The static imports from JUnit and Mockito in lines 3 and 4 are for using static methods from these libraries like assertEquals(....) and when(....) without having to always write their class prefix. This makes the code much better readable (in case you know what a static import is:-).

Line 22 and 23 define the DAO mock. When initMocks() on line 29 gets called through the JUnit @Before annotation, Mockito will instantiate a BirthdayCelebrationDao and put it on the private field.

Line 25 and 26 define the mock injection. Line 26 contains a harcoded instantiation of a service object. This must be done when the object is used through an interface, in this case BirthdayCelebrationService. Mockito would not know which concrete class it should use for instatiation. Optionally I could also declare BirthdayCelebrationServiceImpl as field-type and leave out the allocation, Mockito would then allocate the object when processing the @InjectMocks annotation. Thus @InjectMocks is also an implicit @Mock annotation.

After instantiation Mockito initializes the service. For injection it uses all mocks and spys defined so far in this class. This is the way how the mocked DAO from line 23 arrives in the service on line 26.

The test method on line 34 carries the test target in its name. I want to make sure that the service has a search-backwards loop for some year that had a birthday celebration.

Every unit test consists of at least three parts:

  1. Build test data
  2. Carry out the action to test
  3. Assert the action result (to success or failure)

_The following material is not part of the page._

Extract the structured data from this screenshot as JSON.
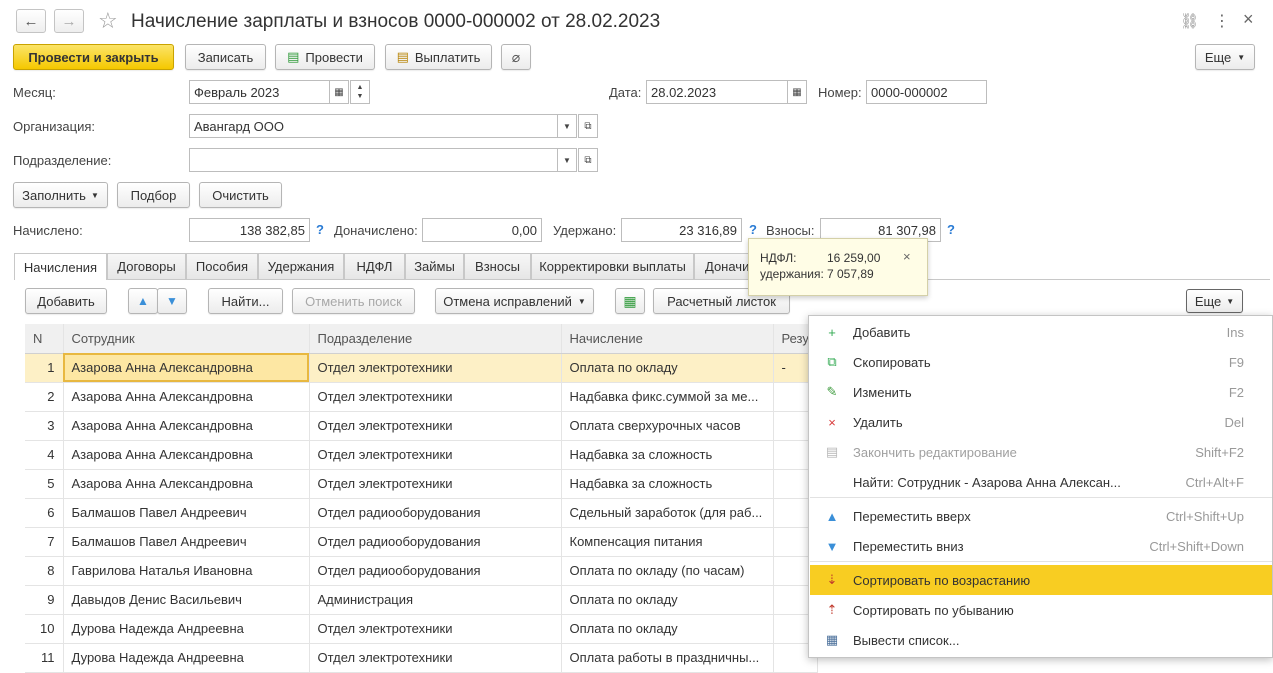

In case we use mocks, we also need to teach them behavior, Mockito calls this "stubbing". We could regard this to be the last part of building test data. Line 36 - 38 defines test data. Line 41 - 43 teaches the DAO mock behavior (stubs the DAO). This is done using the Mockito methods when() and thenReturn(). (We also could remove the for-loop, because Mockito mocks return null by default when nothing was stubbed.)

On line 46 the service gets called. This is the action under test. We ask it to search the most recent birthday celebration back from 2019.

On line 49 we assert that the most recent birthday celebration actually was in 2017, like it was stubbed on line 43. The actual date of the birthday, generated on line 52, does not matter here, just the stub date and the result date must be the same. This proves that the service searched backwards by decrementing the input year.

Mind that this test does not make sure that the service would not go into an endless loop, as it would happen when no MAXIMUM_YEARS_BACK limit was built into BirthdayCelebrationServiceImpl. We would have to write another test method for that!

Conclusion

The @InjectMocks annotation is not easily understandable, but quite useful. We would have to evaluate whether recursive injection works. Its documentation says:

Mockito is not an dependency injection framework, don't expect this shorthand utility to inject a complex graph of objects be it mocks/spies or real objects.